Mein Lieblings-Wobbler ist der Rapala Jointed. Er lässt sich aber nicht sehr gut werfen. Ist also eher was fürs Fischen vom Boot. Im trüben Wasser hab ich mit Hot-Fire-Tiger Design gut gefangen. #:
Rein haun!


----------



## Joka (18. März 2005)

*AW: Spinner, Blinker u. Wobbler für Hecht u. Zander*

Moin

Welche Wobbler und Spinner auch sehr gut sind, sind die von Balzer

*Colonel 3D Wobbler
Colonel Z  Spinner

*Sehr gut und auch recht günstig sind die Wobbler von Spro.
Spro Impulse with Gamakatsu


----------



## Shakerz (18. März 2005)

*AW: Spinner, Blinker u. Wobbler für Hecht u. Zander*

Danke danke für die vielen Antworten. Ich bin begeistert. Einige euerer Tipps habe ich mir gleich notiert. Werd diese demnächst dann mal beim Dealer ordern....


Gruß

S.


----------



## MeRiDiAn (18. März 2005)

*AW: Spinner, Blinker u. Wobbler für Hecht u. Zander*

schau dann ebenfalls mal nach dem RAPALA TAILDANCER - 9 !
Ebenfalls ein absoluter Ausnahmeköder   natürlich in Bezug auf seine Fängigkeit gemeint !
Farbe C-Chub hat mir bisher die meisten Fische beschert ... & mit Verlaub gesagt, es waren nicht wenige !  #6  #6  #6 






meridian​


----------



## **bass** (18. März 2005)

*AW: Spinner, Blinker u. Wobbler für Hecht u. Zander*

kann mich meridian nur anschliessen was bei mir auch noch sehr gut funzt (vor allem in baggerseen) ist die farbe p dieser hat mir schon etliche hechte gebracht. dann gibt es da noch einige modelle von illex (wie du in nem anderen tread lesen kannst.
bei den spinnern haben mir die groessen 4+5 schon so einige hechte gebracht meistens in den farben silber und kupfer von den marken her sind die besten fuer mich mepps und fox.

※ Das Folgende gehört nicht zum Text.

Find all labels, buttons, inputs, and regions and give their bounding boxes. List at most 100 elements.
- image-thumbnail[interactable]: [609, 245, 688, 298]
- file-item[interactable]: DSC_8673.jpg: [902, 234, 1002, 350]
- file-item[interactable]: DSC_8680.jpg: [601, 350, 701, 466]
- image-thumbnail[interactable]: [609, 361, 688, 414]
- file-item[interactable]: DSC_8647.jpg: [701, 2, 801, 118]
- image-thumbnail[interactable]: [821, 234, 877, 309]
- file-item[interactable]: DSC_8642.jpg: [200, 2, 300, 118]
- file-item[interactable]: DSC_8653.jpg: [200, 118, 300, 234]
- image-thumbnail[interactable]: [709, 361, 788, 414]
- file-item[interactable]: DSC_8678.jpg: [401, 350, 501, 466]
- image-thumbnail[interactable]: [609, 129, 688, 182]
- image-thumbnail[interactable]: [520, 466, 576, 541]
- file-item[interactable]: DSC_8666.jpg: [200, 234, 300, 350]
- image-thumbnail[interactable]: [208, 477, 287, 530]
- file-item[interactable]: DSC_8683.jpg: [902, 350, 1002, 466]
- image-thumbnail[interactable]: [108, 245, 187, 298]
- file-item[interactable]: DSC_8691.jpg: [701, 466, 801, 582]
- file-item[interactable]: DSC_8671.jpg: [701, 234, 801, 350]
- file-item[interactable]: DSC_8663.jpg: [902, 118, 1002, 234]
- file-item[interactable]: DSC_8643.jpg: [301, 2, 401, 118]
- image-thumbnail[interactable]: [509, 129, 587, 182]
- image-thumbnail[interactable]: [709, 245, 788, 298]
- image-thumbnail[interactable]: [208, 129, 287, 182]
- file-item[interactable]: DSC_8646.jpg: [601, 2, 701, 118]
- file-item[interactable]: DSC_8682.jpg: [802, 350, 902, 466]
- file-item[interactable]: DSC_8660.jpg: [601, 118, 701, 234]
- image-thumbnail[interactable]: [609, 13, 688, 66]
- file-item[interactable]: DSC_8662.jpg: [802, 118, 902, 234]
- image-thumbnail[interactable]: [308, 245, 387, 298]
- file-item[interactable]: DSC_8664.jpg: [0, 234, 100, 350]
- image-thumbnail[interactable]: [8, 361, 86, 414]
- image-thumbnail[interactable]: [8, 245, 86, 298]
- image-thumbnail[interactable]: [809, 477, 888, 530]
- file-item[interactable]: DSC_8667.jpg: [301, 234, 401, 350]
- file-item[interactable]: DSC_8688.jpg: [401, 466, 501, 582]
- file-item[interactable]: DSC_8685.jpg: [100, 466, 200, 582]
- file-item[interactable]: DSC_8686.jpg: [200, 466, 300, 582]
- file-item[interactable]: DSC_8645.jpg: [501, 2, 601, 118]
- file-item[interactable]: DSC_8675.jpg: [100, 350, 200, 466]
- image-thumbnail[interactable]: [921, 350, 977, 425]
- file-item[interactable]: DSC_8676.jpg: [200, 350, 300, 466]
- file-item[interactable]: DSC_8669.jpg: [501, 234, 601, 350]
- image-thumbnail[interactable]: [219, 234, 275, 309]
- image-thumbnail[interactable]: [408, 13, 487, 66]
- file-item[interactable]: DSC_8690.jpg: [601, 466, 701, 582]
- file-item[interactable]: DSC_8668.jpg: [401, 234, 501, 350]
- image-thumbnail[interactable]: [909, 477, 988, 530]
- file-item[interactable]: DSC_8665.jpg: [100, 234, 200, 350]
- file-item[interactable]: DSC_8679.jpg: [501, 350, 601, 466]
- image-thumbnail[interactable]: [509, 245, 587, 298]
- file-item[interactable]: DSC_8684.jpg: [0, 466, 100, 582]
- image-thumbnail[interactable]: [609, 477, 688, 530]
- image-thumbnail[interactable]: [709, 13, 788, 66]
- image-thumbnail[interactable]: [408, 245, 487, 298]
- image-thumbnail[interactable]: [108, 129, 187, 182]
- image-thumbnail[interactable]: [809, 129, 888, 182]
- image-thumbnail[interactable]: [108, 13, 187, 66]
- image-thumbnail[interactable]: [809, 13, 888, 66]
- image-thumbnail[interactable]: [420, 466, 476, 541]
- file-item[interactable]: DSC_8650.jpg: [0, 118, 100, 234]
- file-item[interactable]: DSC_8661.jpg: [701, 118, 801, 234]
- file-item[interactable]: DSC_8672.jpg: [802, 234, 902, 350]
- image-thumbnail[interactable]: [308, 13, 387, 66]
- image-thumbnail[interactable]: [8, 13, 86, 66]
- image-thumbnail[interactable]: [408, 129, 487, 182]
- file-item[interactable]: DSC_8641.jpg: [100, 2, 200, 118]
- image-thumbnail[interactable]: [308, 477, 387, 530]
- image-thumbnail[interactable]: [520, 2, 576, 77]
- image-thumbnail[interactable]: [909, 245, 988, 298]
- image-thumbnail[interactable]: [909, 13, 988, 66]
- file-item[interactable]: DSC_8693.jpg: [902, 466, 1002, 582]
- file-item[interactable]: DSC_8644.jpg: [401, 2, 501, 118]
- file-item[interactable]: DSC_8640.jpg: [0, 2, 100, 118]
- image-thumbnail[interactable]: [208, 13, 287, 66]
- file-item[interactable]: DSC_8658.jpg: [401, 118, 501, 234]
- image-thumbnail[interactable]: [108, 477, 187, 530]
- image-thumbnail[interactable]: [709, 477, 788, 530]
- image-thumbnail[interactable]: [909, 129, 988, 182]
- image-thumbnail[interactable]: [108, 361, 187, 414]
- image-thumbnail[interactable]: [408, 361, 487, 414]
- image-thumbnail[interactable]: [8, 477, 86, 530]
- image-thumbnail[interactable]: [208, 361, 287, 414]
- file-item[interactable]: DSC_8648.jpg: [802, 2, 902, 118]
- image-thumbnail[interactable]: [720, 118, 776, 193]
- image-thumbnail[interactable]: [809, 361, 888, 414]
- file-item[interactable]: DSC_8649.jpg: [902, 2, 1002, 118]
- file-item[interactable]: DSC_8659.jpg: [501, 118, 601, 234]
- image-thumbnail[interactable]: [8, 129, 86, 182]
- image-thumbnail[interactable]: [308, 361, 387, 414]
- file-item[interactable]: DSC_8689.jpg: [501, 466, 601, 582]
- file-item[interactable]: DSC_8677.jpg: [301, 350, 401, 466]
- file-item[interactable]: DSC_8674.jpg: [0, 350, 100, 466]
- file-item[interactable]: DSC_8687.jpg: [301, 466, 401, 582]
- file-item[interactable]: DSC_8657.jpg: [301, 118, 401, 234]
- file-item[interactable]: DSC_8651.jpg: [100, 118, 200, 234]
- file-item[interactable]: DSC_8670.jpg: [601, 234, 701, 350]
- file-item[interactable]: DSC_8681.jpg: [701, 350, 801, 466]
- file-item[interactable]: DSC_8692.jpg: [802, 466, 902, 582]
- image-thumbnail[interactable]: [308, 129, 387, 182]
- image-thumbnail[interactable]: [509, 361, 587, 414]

mit blinkern fisch ich eigentlich nicht soviel daher hab ich dort nicht die erfahrung beistz zwar einige modelle vor allem in silber und barschdekor von 7-10cm beide modelle haben mir schon so einige fische gebracht.


----------



## Adrian* (18. März 2005)

*AW: Spinner, Blinker u. Wobbler für Hecht u. Zander*





NUR mit zusatzdrilling, sonst lacht der hecht dich aus!
geräuschkapseln im schwanz sind auch super!





Fluo Grün größe H für hechte...





Perlbraun größen E,F,G für zander...





größe 5 und 6





der befindet sich in meinem besitz, ich weiß nicht ob man ihn noch bekommt habe fast alle meine hechte damit gefangen!


----------



## Leif-Jesper (18. März 2005)

*AW: Spinner, Blinker u. Wobbler für Hecht u. Zander*



			
				Adrian* schrieb:
			
		

> NUR mit zusatzdrilling, sonst lacht der hecht dich aus!
> geräuschkapseln im schwanz sind auch super!
> 
> 
> ...


 
Das ist ein Big S Wobbler 3Stck für 12 Euro


----------



## just_a_placebo (18. März 2005)

*AW: Spinner, Blinker u. Wobbler für Hecht u. Zander*

@Joka:
Also deine Empfehlung für Spro-Wobbler kann ich nicht teilen!!!
Meiner Meinung nach sind die Spro-Wobbler der letzte ****** !!!
Die haben echt keinen Lauf und eiern nur rum...
...kann von den Teilen echt nur abraten, auch wenn sie nur 1,95€ kosten...
Da helfen auch keine Gamakatsu Drillinge, oder es gibt mehrere Sorten?!?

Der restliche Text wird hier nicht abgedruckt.